Although not a blinded evaluation, the introduction of bias will be reduced in several ways. First, the vaccine teams located in the EPI centres that are completely separate from the clinical settings where clinicians will be conducting surveillance. Second, the clinicians are separated from those scientists conducting laboratory testing. Third, laboratory assays for rotavirus will be carried out in the laboratory in Dhaka using coded specimens and are not conducted at the time of illness (since they have little clinical value). Although a parent could inform the clinician as to his/her child's participation in the study, this is believed to be an unlikely or important source of bias for two reasons. One, most rotavirus gastroenteritis is not seen until later than 6 months after an infant's second dose of Rotarix, and there will be no active follow-up among parents after last receipt of Rotarix. Thus, there is a reduced likelihood that parents will remember that their child had received a vaccination targeted specifically against one type of severe diarrhoea. Second, Matlab Diarrhoeal Hospital and the community treatment centres have been caring for severe diarrhoea for many years and the entire community is already accustomed to attending the facilities for such illnesses. Thus, there is a reduced likelihood parents of vaccinated and unvaccinated infants are going to have differential diarrhoeal illness treatment-seeking behaviors.
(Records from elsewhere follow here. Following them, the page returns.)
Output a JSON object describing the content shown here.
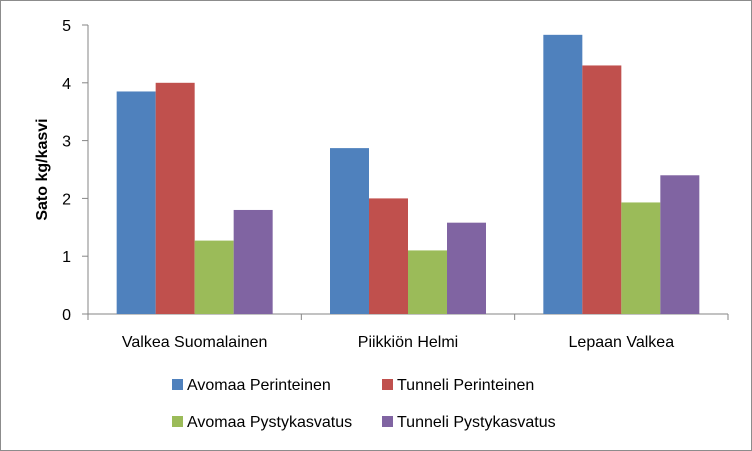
{
  "chart_data": {
    "type": "bar",
    "title": "",
    "xlabel": "",
    "ylabel": "Sato kg/kasvi",
    "ylim": [
      0,
      5
    ],
    "yticks": [
      0,
      1,
      2,
      3,
      4,
      5
    ],
    "grid": false,
    "legend_position": "bottom",
    "categories": [
      "Valkea Suomalainen",
      "Piikkiön Helmi",
      "Lepaan Valkea"
    ],
    "series": [
      {
        "name": "Avomaa Perinteinen",
        "color": "#4f81bd",
        "values": [
          3.85,
          2.87,
          4.83
        ]
      },
      {
        "name": "Tunneli Perinteinen",
        "color": "#c0504d",
        "values": [
          4.0,
          2.0,
          4.3
        ]
      },
      {
        "name": "Avomaa Pystykasvatus",
        "color": "#9bbb59",
        "values": [
          1.27,
          1.1,
          1.93
        ]
      },
      {
        "name": "Tunneli Pystykasvatus",
        "color": "#8064a2",
        "values": [
          1.8,
          1.58,
          2.4
        ]
      }
    ]
  }
}
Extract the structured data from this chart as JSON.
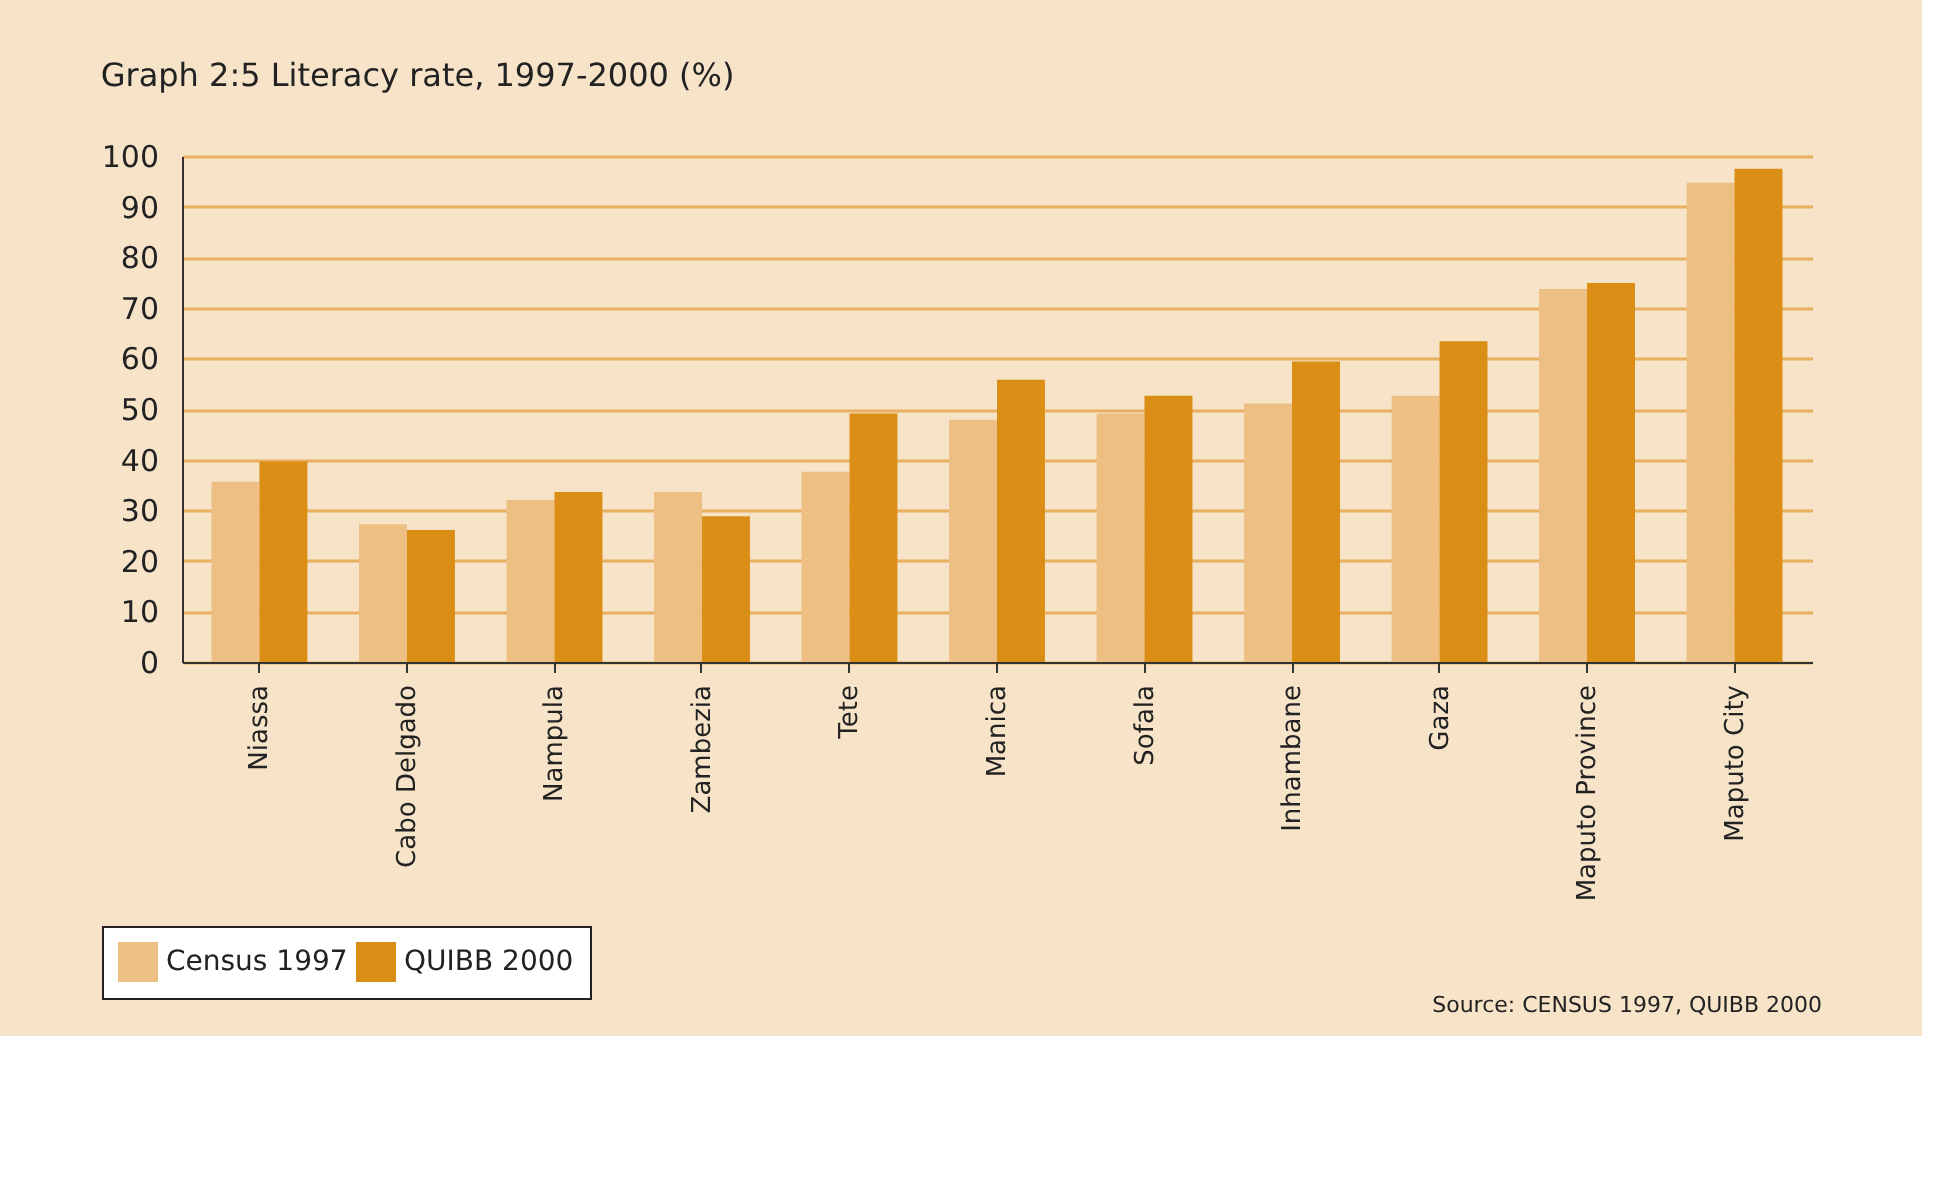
{
  "chart_data": {
    "type": "bar",
    "title": "Graph 2:5 Literacy rate, 1997-2000 (%)",
    "categories": [
      "Niassa",
      "Cabo Delgado",
      "Nampula",
      "Zambezia",
      "Tete",
      "Manica",
      "Sofala",
      "Inhambane",
      "Gaza",
      "Maputo Province",
      "Maputo City"
    ],
    "series": [
      {
        "name": "Census 1997",
        "color": "#edbf83",
        "values": [
          35.6,
          27.2,
          32.0,
          33.6,
          37.6,
          47.9,
          49.1,
          51.1,
          52.6,
          73.7,
          94.7
        ]
      },
      {
        "name": "QUIBB 2000",
        "color": "#db8e15",
        "values": [
          39.6,
          26.1,
          33.6,
          28.8,
          49.1,
          55.8,
          52.6,
          59.4,
          63.4,
          74.9,
          97.5
        ]
      }
    ],
    "ylim": [
      0,
      100
    ],
    "yticks": [
      0,
      10,
      20,
      30,
      40,
      50,
      60,
      70,
      80,
      90,
      100
    ],
    "grid": "y",
    "legend": "bottom left",
    "annotations": [
      "Source: CENSUS 1997, QUIBB 2000"
    ]
  }
}
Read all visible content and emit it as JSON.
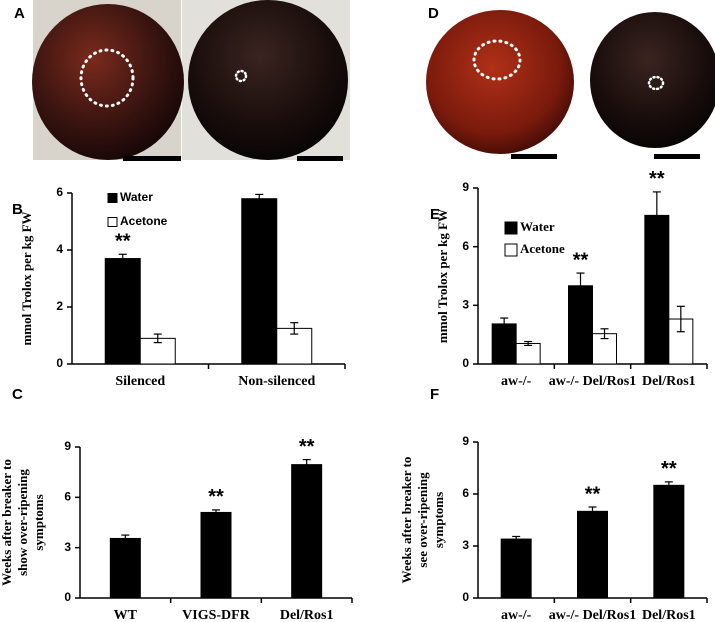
{
  "chart_data": [
    {
      "type": "bar",
      "panel": "B",
      "ylabel": [
        "mmol Trolox per kg FW"
      ],
      "categories": [
        "Silenced",
        "Non-silenced"
      ],
      "series": [
        {
          "name": "Water",
          "color": "#000000",
          "values": [
            3.7,
            5.8
          ],
          "errors": [
            0.15,
            0.15
          ]
        },
        {
          "name": "Acetone",
          "color": "#ffffff",
          "values": [
            0.9,
            1.25
          ],
          "errors": [
            0.15,
            0.2
          ]
        }
      ],
      "annotations": [
        {
          "category": "Silenced",
          "series": "Water",
          "text": "**"
        }
      ],
      "ylim": [
        0,
        6
      ],
      "yticks": [
        0,
        2,
        4,
        6
      ]
    },
    {
      "type": "bar",
      "panel": "C",
      "ylabel": [
        "Weeks after breaker to",
        "show over-ripening",
        "symptoms"
      ],
      "categories": [
        "WT",
        "VIGS-DFR",
        "Del/Ros1"
      ],
      "color": "#000000",
      "values": [
        3.55,
        5.1,
        7.95
      ],
      "errors": [
        0.2,
        0.15,
        0.3
      ],
      "annotations": [
        {
          "category": "VIGS-DFR",
          "text": "**"
        },
        {
          "category": "Del/Ros1",
          "text": "**"
        }
      ],
      "ylim": [
        0,
        9
      ],
      "yticks": [
        0,
        3,
        6,
        9
      ]
    },
    {
      "type": "bar",
      "panel": "E",
      "ylabel": [
        "mmol Trolox per kg FW"
      ],
      "categories": [
        "aw-/-",
        "aw-/- Del/Ros1",
        "Del/Ros1"
      ],
      "series": [
        {
          "name": "Water",
          "color": "#000000",
          "values": [
            2.05,
            4.0,
            7.6
          ],
          "errors": [
            0.3,
            0.65,
            1.2
          ]
        },
        {
          "name": "Acetone",
          "color": "#ffffff",
          "values": [
            1.05,
            1.55,
            2.3
          ],
          "errors": [
            0.1,
            0.25,
            0.65
          ]
        }
      ],
      "annotations": [
        {
          "category": "aw-/- Del/Ros1",
          "series": "Water",
          "text": "**"
        },
        {
          "category": "Del/Ros1",
          "series": "Water",
          "text": "**"
        }
      ],
      "ylim": [
        0,
        9
      ],
      "yticks": [
        0,
        3,
        6,
        9
      ]
    },
    {
      "type": "bar",
      "panel": "F",
      "ylabel": [
        "Weeks after breaker to",
        "see over-ripening",
        "symptoms"
      ],
      "categories": [
        "aw-/-",
        "aw-/- Del/Ros1",
        "Del/Ros1"
      ],
      "color": "#000000",
      "values": [
        3.4,
        5.0,
        6.5
      ],
      "errors": [
        0.15,
        0.25,
        0.2
      ],
      "annotations": [
        {
          "category": "aw-/- Del/Ros1",
          "text": "**"
        },
        {
          "category": "Del/Ros1",
          "text": "**"
        }
      ],
      "ylim": [
        0,
        9
      ],
      "yticks": [
        0,
        3,
        6,
        9
      ]
    }
  ],
  "photo_panels": [
    "A",
    "D"
  ]
}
Again, the study will be conducted in both the government comparison area and the intervention area of Matlab HDSS. Enrolment will begin in the government comparison area no later than June 1, 2008. Enrolment will begin in the intervention area January 1, 2009. Surveillance for rotavirus diarrhoea will occur continuously and concurrently to enrolment activities. Enrolment in both areas will cease on June 30, 2010, but surveillance for rotavirus gastroenteritis will occur until December 31, 2010.

By in January 1, 2009, it is expected that less than 15% of children less than 2 years of age in the intervention area will have received Rotateq in the Merck trial. Nonetheless, we will stratify randomization within the intervention area by rates of participation in that trial for each village. Additionally, because we will have the full dataset for Matlab for the Rotateq trial, we will be able to analyze any impact of that Rotateq trial on the Rotarix evaluation within the intervention area.